According to Hall, a community organizing group took her mentally disabled daughter without authorization and coerced her into voting using "cookies and milk." It's unclear how voter ID would have prevented this practice, but Hall said it was evidence that Republicans needed to "fight" for the legislation.
But Clarence Mingo, an African-American delegate from Ohio, expressed some concern over the way the GOP presented its support for voter ID, saying it was necessary to "demonstrate sincerity" that the issue was not about "political gain."
“I think it is very important and critical that this language not be used for strategic political purposes,” Mingo said. “Our efforts in this regard must be sincere, and that’s to prevent voter fraud.

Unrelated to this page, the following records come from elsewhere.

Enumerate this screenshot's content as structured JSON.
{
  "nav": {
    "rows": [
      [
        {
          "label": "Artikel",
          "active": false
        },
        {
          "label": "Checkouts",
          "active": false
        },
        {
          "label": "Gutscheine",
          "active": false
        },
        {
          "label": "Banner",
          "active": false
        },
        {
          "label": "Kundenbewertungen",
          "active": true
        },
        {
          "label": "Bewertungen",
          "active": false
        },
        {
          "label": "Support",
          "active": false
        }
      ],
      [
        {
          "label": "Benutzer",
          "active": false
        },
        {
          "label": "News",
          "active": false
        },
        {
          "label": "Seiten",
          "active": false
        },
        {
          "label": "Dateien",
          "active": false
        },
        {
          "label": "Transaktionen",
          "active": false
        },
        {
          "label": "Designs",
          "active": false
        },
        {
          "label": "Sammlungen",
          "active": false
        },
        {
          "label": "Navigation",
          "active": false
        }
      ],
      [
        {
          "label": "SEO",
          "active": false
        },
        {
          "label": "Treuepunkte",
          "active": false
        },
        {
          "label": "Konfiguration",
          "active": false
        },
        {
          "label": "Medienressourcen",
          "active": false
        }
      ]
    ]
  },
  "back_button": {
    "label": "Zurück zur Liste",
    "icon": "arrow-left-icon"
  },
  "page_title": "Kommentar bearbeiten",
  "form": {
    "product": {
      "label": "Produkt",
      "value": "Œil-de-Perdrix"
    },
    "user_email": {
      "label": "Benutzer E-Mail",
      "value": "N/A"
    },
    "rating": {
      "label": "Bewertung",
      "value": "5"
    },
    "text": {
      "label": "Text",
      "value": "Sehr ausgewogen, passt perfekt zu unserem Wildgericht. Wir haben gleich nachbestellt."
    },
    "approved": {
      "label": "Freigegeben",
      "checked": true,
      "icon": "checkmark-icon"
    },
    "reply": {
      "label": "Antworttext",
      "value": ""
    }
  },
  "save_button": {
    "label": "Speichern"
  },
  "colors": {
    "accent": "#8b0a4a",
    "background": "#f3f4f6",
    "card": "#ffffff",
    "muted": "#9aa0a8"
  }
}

Any other message or any other suggestion that the party or this platform is attempting to suppress votes for political gain I don’t think will help our cause much, and that’s certainly not the intent of this body."
Kobach, one of the nation's foremost immigration hardliners and co-author of Arizona's controversial immigration law, was later expected to propose a series of strict measures regarding immigration enforcement. A source told The Hill that they had been met with resistance in an earlier offering.
"Kris Kobach was on the subcommittee that dealt with immigration and didn't get any of his amendments in," the source said. "He presented eight amendments and none made it."